From Negative to Positive, Record Interest seen in Sustainable Investing in 2024
Sustainable Investing: Revolutions in Theory and Practice and our next book
As Morgan Stanley's Matthew Slovik reported Tuesday March 12, 2024 on record levels of interest in retail investors in sustainability running diametrically against what you most often hear in the media, we look back today on Sophie Purdom and my 2016 book on Sustainable Investing, subtitled Revolutions in Theory and Practice.
Back then in 2016, interest was really first becoming serious, with Wall Street firms hiring and building global teams, often for the first time, and the field arguably becoming serious for the first time.
Excitingly, 77% of individual investors today are interested in sustainable investing, and an even higher percentage (over 80%!) here in the US - indeed, Sustainable Investing is on the rise Morgan Stanley report on sustainable investing in 2024
Why is this important?
Because increased demand for sustainable investing leads to a long sought and meaningful supply/demand dynamic, towards an eventual majority, and we approach such levels at last.
Reaching a majority wanting sustainability to be a primary consideration, through increased intentionality of investing, is the next plateau we are now making meaningful inroads towards and this helps explain the frantic and largely ineffective anti-ESG efforts to stop this trend.
This is also why we push back on otherwise understandable critiques of weak academic papers on the financial impact of sustainable investing, as such arguments only help slow the necessary momentum towards this increased intentionality dynamic and its potential positive impact.
Our book back in 2016 called for maximizing a parallel focus on sustainabillity and financial outcomes and this is the battle we are finally starting to win, across asset classes and regions. This is how we can measure success in other parts of the developing world as a bellweather of sorts as well.
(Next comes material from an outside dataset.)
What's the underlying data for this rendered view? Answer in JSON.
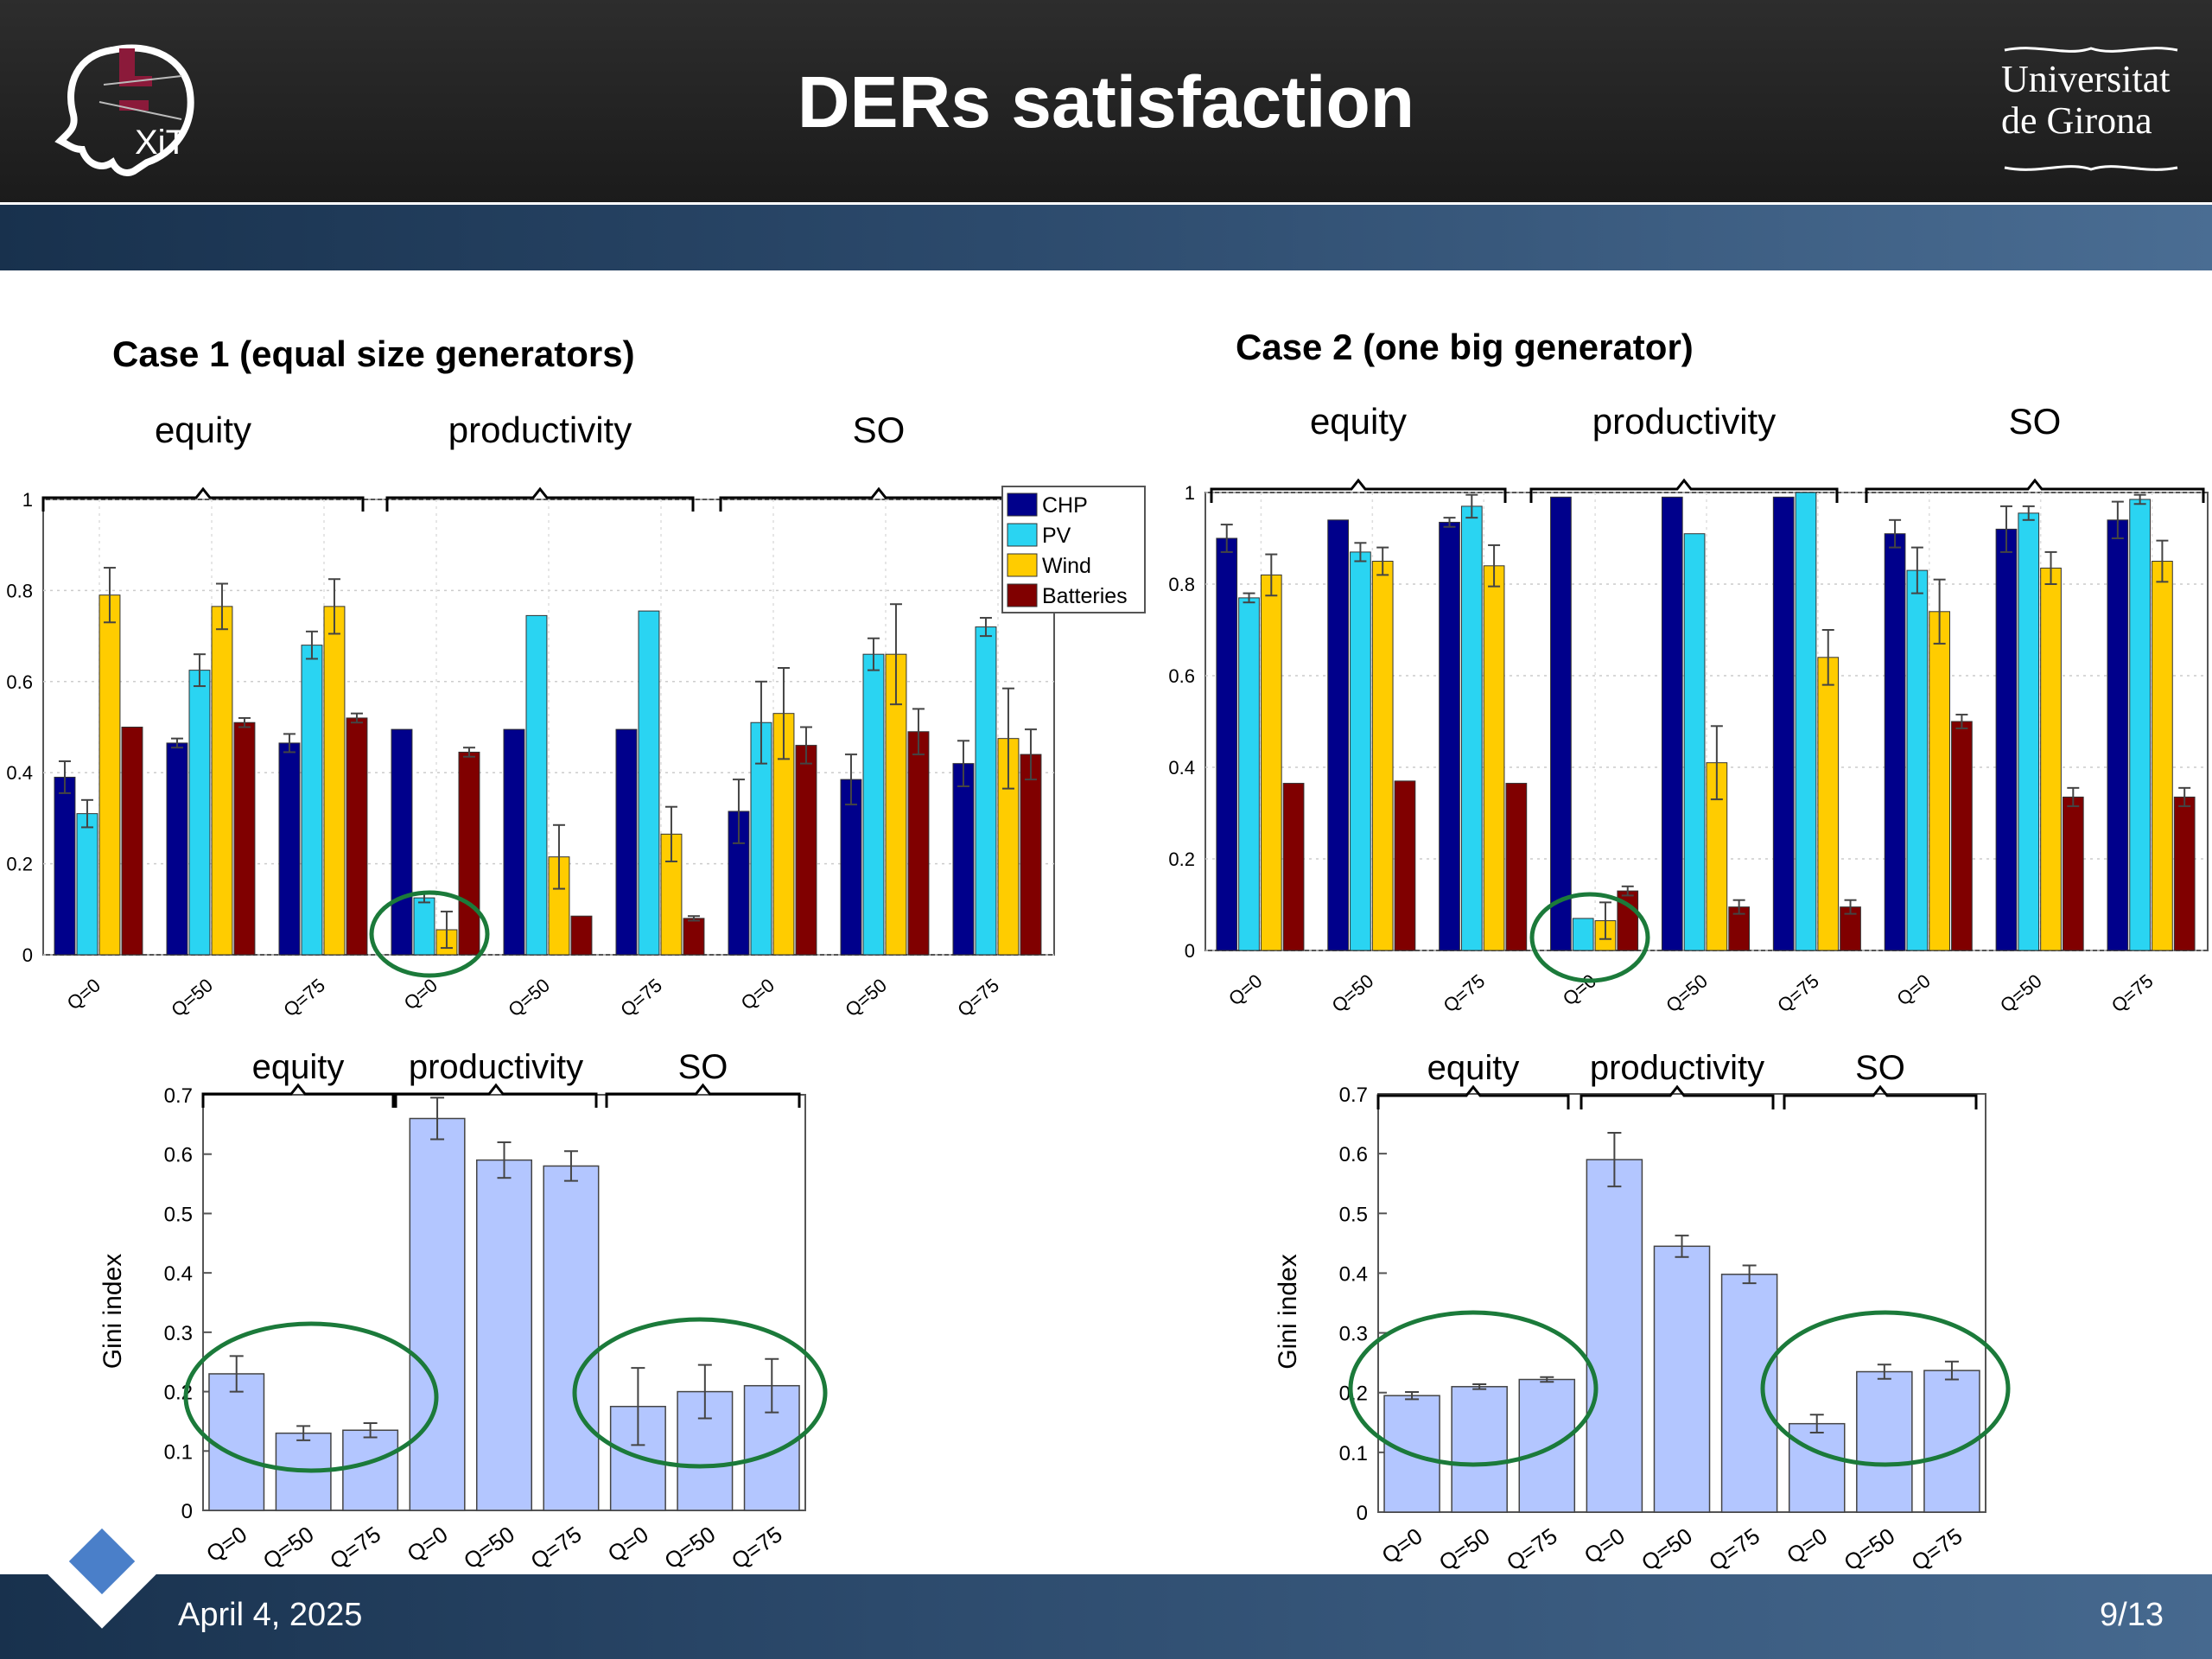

We showed back then, and continue to show through our class portfolios, that a dual focus on sustainability and financial outcomes is the win-win scenario that can lead to meaningful progress and success. We did this first at Brown University in 2016 and continue at NYU Stern School of Business as we speak. Our Brown portfolio in 2016 went on to dramatically outperform for years, and our NYU portfolio from last year also significantly outperformed versus benchmarks. Our frequently cited Illuminem piece from last year also clarified how fund managers are recognizing the importance of investing actively and using this dual sustainability/financial lens for best success in gaining assets to manage and providing outsized returns to clients versus passive approaches which do less well, or active strategies which don’t focus on sustainability.
Looking across asset classes, Sophie Purdom and Kimberly Zou's work on Sightline Climate (CTVC) remains critical, and another of our theories of change, bring such people together to drive change everywhere, who share this dual paradigm focus across asset class and globally across all regions as well, and private equity is a space to watch closely in this regard as well. Our book called for such changes in strategy, culture and focus, and such progress remains essential.
We also brought in our Principles for Responsible Investment work with asset owners, who continue to develop Climate Action Plans, which we advised on publicly for NYS Common, and continue to work through - here too is where win-win scenarios are most effective.
More on an update to this book soon, as it is time to do an 8th book, one that summarizes and updates our thinking, and clarifies what it is we need to do differently going forward.
It is time at last for sustainability within investing to become the defacto standard, no more us and them, or sustainable investing as "other" - as Steve Viederman said, and am so glad we captured his thinking in our earlier books, there is no sustainable investing, there is only investing.
How will we invest more generally going forward? How can investing truly have meaningful impact? Are you involved and contributing towards what’s necessary yourself? Ask your financial advisor, get to understand the impact of your investments, make sure you aren’t being sold a bill of goods, and don’t allow financial professionals to leave you stuck with losers at a time when positive change is happening at last.
This is a movement, it is and always has been, and it is the only way.